三十年前に小さな古本屋で見つけたんだけれど、値札を剥がした痕がある。幾らで買ったんだろう?
カヴァーは、赤というか朱色のようなカヴァーとしては厚めの紙に、黒い烏が、数えてないけれど多分七十五羽。中央に四角く黒で囲みがあって中はベージュ、そこに黒のゴシック体の活字で「都筑道夫」。著者名の左に大き目の囲みがあってベージュ地にこちらは黒の描き文字で「七十五羽の烏」脇に小さい囲みで「滝夜叉殺人事件」。
カヴァーを外すと、初めて見たような気がするが、打って変わって真っ黒の表紙。
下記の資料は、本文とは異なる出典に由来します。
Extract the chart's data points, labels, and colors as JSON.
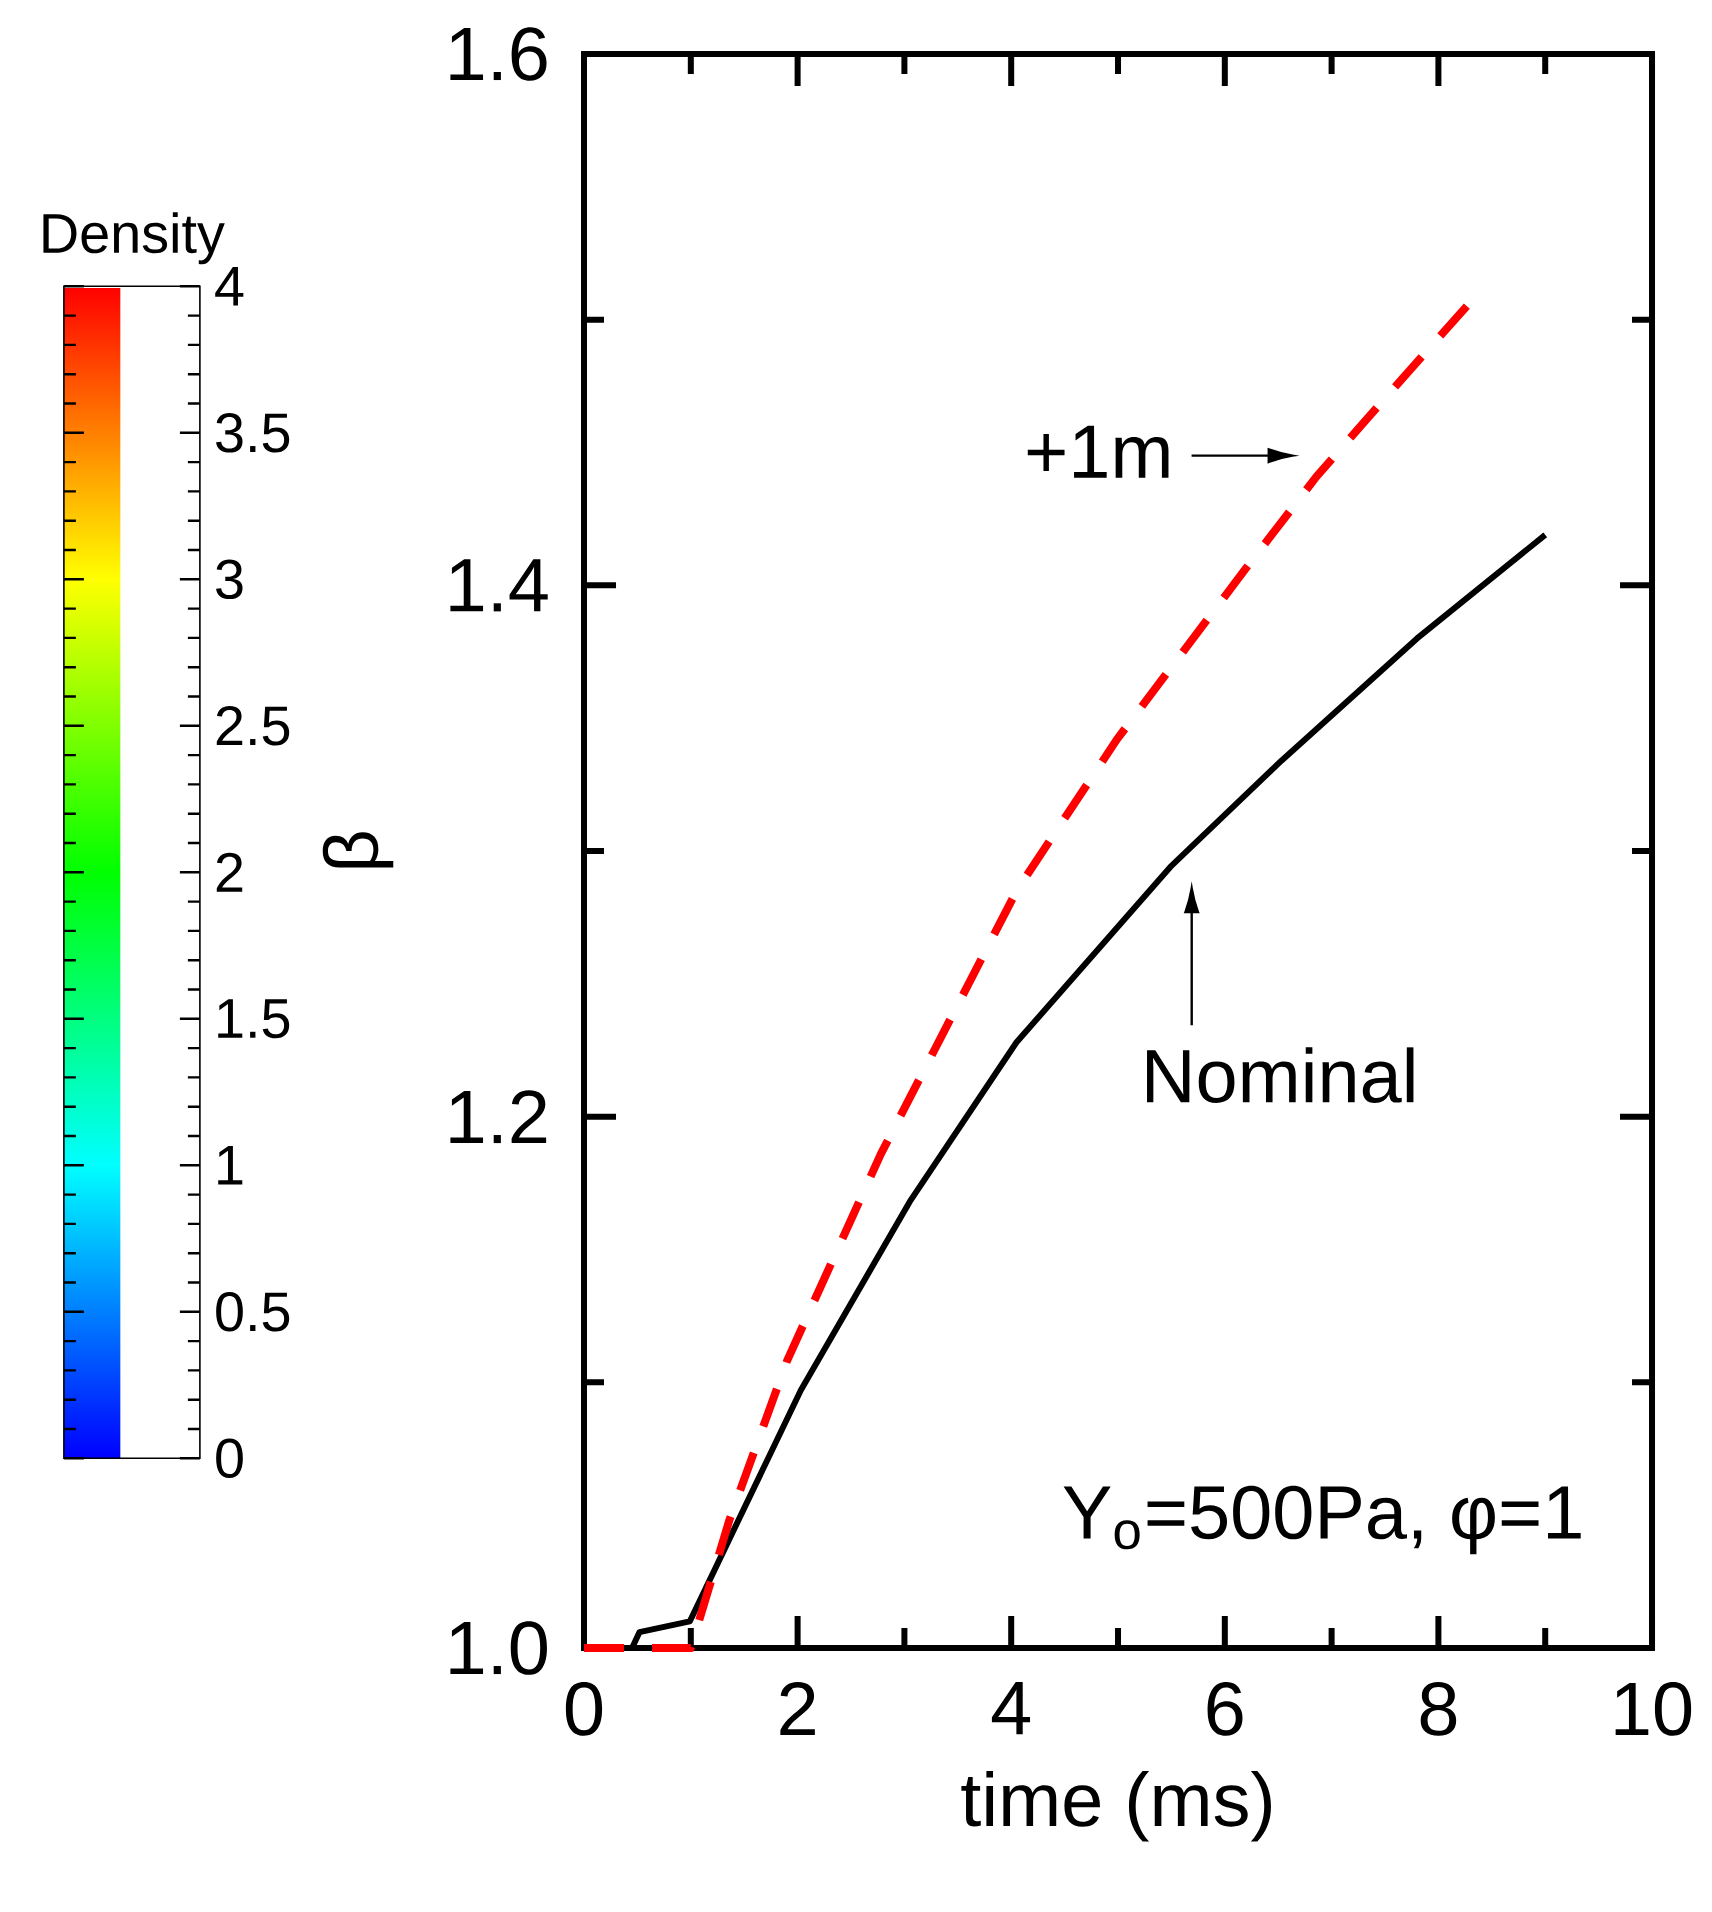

ここに銀色の烏が一羽、ほらタバコのピースの鳩が月桂樹の枝を咥えているような感じで、「都筑道夫 七十五羽の烏」という文字列を咥えている。
「でざいん いらすとれいしょん 山藤章二」「れいあうと れたりんぐ 都筑道夫」とある。
各章の扉に「1」「2」「3」・・・と描き文字があるんだけれどタッチは山藤だと思ってたけれど、これ都筑の作なんだろうか?
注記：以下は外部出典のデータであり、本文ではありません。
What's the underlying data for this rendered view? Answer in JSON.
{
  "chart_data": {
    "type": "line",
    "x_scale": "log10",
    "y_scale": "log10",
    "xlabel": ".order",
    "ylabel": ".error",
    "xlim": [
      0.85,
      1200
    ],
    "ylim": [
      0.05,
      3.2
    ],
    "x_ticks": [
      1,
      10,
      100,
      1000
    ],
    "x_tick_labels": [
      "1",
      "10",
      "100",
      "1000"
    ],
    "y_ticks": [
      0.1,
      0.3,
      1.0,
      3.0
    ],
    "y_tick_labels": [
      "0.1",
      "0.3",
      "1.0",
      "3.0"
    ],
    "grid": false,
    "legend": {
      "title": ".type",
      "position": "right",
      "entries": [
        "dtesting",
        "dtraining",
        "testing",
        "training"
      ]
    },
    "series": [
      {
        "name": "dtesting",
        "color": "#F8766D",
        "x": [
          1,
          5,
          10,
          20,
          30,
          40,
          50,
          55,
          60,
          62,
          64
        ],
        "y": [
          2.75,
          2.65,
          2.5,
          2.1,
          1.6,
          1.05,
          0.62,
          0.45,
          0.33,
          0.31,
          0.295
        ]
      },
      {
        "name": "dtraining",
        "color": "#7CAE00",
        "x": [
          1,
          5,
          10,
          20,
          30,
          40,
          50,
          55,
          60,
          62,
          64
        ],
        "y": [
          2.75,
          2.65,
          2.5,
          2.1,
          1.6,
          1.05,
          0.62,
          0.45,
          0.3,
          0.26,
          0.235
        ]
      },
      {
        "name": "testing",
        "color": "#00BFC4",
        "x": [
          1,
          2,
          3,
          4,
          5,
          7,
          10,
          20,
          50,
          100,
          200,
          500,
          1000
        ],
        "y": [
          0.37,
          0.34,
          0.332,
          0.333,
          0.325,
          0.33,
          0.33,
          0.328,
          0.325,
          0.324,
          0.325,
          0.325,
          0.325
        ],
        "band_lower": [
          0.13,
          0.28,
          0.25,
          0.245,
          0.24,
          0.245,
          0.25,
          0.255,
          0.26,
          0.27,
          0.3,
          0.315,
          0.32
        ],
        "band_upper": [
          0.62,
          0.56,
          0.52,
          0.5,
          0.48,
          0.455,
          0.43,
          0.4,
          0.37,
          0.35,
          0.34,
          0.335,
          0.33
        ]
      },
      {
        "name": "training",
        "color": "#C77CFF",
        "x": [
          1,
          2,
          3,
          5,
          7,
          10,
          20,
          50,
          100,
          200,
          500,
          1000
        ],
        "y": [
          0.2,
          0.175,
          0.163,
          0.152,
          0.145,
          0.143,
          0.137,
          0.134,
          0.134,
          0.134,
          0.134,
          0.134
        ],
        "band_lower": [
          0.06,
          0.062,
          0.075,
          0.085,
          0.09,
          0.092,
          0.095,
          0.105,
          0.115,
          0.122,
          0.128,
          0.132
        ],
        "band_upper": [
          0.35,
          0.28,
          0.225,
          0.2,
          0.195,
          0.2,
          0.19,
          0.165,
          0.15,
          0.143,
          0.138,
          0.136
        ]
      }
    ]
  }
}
「Taro Mononobe psychic detictive」の事務所の曇ガラスに裏返しに見えている凝った文字も、ひょっとして・・。
しょっぱなに、本筋とは関係ないので飛ばしても推理に支障はないとの断り書きがあって「カードの家の組立て方」が説明してある。
物部太郎が事務所のデスクで五層の城郭を組み立てようと三層目まで組み終わったときに来客。「伯父が幽霊に殺されるかも知れない。我家に代代たたっている怨霊に!」という依頼内容を告げた途端に作りかけの城郭が、かさかさぱたぱたと崩壊した・・・。
ここから話が始まっていくのですが、そこに黄ばんだ写真が一枚、栞のようにはさんでありました。ははは、若かりし頃の私が作った「五層の城郭」の竣工写真でした。
二百四枚のカードが必要だったんですが、四組のトランプは持ってなかったし滑ってうまく組めなかったんで、「百人一首」の札で組んだことを思い出しました、暇だったんだなあ。